A Pipeline Tour and Visit to Turtle Island Camp

A pipeline corridor with multiple pipelines passes near Bemidji High School. (Photo: Natalie Cook.)

I traveled to Bemidji last month to do my part testifying against the expansion of a tar sands oil crude pipeline through northern Minnesota. It was a good trip in many ways. For one, I and the group I traveled with got a chance to take a brief “pipeline tour,” the chance to see what pipeline corridors look like first hand. It made the debate less abstract to me. The group also traveled to Turtle Island Camp, a small camp where William Paulson and other Anishinaabe are working to reclaim their culture —  and are taking a stand against Enbridge Line 3.

Line 3 marker

Sarah Wells (Headbird) took a group of us on the pipeline tour, starting at Bemidji High School. The school is relatively new, built in 2000 well after the pipeline corridor was established. The pipeline corridor is within a few miles of downtown Bemidji. Enbridge’s plan would abandon the old Line 3 in the ground. It would install a new and larger pipeline along a new corridor that goes south of Bemidji, then east to Superior, Wisconsin, passing through the Mississippi headwaters along the way.

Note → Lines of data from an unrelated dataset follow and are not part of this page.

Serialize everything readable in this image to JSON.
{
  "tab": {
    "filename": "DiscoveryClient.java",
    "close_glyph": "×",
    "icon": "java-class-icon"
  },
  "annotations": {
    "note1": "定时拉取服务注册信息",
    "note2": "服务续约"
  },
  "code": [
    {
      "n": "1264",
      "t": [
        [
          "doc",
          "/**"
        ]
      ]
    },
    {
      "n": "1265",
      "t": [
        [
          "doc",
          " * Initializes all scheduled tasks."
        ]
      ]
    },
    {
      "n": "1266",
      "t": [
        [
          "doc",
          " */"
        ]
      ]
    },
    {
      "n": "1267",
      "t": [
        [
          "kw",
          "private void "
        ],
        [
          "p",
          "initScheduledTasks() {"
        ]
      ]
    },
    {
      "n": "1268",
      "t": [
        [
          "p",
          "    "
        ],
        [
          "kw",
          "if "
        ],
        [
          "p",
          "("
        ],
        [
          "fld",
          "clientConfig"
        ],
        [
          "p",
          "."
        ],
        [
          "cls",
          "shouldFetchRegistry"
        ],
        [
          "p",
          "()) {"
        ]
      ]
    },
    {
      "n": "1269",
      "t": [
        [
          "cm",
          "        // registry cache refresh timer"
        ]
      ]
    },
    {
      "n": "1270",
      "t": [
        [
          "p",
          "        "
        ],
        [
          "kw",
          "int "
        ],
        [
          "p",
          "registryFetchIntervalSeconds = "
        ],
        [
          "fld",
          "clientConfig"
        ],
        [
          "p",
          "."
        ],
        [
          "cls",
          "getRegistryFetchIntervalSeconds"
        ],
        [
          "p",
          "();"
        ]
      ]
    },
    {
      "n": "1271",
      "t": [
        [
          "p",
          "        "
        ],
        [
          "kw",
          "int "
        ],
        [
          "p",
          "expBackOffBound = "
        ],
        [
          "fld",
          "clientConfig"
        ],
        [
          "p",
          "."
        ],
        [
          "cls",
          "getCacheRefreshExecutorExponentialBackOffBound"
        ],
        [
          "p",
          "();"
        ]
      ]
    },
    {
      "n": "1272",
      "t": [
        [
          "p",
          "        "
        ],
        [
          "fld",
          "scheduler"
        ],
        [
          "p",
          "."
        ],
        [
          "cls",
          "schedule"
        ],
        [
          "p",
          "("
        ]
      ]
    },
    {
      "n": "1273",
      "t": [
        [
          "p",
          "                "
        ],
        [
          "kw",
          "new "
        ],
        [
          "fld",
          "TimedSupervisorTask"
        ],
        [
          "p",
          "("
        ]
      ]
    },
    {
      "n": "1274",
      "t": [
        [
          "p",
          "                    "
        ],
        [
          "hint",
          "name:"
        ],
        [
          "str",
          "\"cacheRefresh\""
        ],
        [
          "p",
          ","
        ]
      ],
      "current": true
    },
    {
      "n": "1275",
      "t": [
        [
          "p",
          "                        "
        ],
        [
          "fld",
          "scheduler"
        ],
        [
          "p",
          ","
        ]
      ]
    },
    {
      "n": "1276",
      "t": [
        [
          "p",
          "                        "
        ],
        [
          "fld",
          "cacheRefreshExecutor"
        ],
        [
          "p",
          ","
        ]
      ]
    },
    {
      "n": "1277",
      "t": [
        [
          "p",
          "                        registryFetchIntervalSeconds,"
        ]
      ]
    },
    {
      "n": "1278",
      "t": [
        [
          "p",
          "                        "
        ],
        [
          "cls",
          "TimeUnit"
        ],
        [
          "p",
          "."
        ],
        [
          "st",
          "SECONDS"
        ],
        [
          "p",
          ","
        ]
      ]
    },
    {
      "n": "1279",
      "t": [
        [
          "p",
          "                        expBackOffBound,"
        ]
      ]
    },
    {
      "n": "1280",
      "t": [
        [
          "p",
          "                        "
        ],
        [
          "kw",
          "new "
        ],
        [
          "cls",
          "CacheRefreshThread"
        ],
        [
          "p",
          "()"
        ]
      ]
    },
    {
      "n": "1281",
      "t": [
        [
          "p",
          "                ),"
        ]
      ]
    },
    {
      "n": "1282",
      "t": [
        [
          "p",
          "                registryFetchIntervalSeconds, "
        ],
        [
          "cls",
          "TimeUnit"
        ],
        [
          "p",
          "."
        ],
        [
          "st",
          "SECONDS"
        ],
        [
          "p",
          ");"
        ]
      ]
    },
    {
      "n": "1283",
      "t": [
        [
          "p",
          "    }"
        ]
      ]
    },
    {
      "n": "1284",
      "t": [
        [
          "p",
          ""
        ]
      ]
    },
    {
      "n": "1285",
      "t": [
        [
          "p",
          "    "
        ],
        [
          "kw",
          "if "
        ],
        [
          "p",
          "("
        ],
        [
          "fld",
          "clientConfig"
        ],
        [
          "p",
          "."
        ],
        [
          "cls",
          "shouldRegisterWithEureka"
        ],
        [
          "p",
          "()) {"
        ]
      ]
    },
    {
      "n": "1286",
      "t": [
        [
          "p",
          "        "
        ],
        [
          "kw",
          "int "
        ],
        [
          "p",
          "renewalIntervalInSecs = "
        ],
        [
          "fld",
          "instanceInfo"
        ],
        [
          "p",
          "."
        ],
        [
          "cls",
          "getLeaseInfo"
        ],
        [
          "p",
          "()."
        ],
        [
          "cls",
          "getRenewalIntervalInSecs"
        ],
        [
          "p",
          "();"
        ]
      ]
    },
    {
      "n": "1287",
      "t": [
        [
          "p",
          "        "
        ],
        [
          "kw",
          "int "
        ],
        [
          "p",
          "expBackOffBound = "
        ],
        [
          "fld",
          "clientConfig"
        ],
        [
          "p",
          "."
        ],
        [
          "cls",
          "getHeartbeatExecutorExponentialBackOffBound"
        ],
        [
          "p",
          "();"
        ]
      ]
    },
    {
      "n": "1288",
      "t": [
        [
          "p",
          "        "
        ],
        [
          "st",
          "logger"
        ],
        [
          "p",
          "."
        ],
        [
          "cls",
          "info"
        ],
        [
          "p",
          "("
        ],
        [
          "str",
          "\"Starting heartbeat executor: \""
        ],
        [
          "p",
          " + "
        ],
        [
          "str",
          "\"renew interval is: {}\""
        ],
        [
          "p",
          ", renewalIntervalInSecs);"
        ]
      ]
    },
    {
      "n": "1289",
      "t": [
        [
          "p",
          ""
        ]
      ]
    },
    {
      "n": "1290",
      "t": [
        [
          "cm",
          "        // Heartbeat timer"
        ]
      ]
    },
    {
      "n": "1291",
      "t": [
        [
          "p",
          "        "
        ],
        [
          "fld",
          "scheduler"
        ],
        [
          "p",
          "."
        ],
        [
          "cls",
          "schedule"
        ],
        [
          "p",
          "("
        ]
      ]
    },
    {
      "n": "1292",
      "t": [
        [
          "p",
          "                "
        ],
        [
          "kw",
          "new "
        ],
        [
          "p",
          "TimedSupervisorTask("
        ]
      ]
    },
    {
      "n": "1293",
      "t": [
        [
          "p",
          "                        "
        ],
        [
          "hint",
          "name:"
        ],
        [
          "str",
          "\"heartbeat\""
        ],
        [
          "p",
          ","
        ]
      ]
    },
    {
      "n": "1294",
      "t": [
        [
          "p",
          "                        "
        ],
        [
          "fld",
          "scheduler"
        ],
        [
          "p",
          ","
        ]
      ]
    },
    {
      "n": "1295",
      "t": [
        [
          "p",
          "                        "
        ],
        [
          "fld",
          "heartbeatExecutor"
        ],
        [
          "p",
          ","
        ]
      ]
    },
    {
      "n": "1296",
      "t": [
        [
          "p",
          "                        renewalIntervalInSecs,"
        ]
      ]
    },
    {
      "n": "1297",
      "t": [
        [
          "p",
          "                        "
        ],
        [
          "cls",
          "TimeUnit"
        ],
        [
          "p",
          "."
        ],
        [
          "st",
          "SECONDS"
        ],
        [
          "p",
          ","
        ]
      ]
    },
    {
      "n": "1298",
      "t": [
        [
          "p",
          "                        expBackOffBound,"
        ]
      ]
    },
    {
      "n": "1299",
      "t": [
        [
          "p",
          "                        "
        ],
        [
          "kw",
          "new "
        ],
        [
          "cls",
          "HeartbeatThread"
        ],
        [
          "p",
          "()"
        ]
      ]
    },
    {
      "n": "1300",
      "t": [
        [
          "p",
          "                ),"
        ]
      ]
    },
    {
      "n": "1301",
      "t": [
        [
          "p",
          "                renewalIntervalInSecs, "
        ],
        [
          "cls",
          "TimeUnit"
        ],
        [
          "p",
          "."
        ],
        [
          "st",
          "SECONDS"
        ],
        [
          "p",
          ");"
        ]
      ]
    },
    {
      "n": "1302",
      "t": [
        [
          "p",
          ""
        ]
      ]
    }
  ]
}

The main pipeline corridor through Bemidji would remain.

Wells is one of many people working to stop the expanded Line 3. “We can’t fix the past,” Wells said. “We need to build a new future.”

Those on the tour talked about the possibility of organizing a larger pipeline tour for people from the Twin Cities. An idea that is still percolating. Feedback welcome.

Our next stop was to see one of the fenced areas with bleeder valves, where the tar sands pipelines bleed out air from the pipes.

We also saw the pipeline corridor as it passed through the countryside, a broad open corridor was easily visible. (That’s not always the case, when it passes through wetlands and more remote areas.)

We saw this stack of pipes along the highway.

The draft Environmental Impact Statement on Line 3 discusses some of the “Environmental Justice” issues raised by the project. One of them is the introduction of invasive species where the pipeline corridor is dug up and maintained:

The Applicant’s preferred route risks introducing wild parsnip into a new area because introduction is particularly susceptible in disturbed areas. Further introduction of invasive plants such as wild parsnip in the ceded territories of northern Minnesota and Wisconsin poses a clear danger to the safe exercise of Ojibwe treaty rights. …

Wild parsnip (Pastinaca sativa) recognized by the Minnesota Department of Natural Resources to be an invasive noxious weed has been introduced to the Fond du Lac Reservation along existing pipeline rights-of-way. Contact with this plant can lead to extremely painful rashes over the skin. This is particularly important in the context of a pipeline within reservation lands and ceded territories that are used by local indigenous groups for food gathering.

Gathering at camp.

We ended up at MikinaakMinis-Turtle Island, which, according to its Facebook page is: “A support haven on beautiful land for community, culture, and traveling ambassadors for Mother Earth. Water is Life.”

We visited and lunched with those at the camp, including Paulson, who oppose Line 3, saying it violates treaty rights. The draft Environmental Impact Statement supports that belief. It says:

A meal at Turtle Island Camp.

[Enbridge’s preferred route] would cross treaty lands that are off-reservation; these lands may be used for traditional tribal uses such as fishing, hunting and trapping, and/or agricultural activities …

Disproportionate and adverse impacts would occur to American Indian populations in the vicinity of the proposed [Line 3] Project. …

A camp car.

American Indian communities and individuals have unique health issues associated with historical trauma and structural racism. Data from the Minnesota [Department of Health] indicate that American Indians in Minnesota have greater health disparities and poorer health outcomes compared to other racial and ethnic groups in Minnesota. …

The impacts associated with the proposed Project [Line 3] and its alternatives would be an additional health stressor on tribal communities that already face overwhelming health disparities and inequities.

As part of opposing Enbridge Line 3, Paulson said it is important to reclaim traditional lifeways: “If I don’t hunt, gather, and fish, how can I ask them to enforce my right to do it?”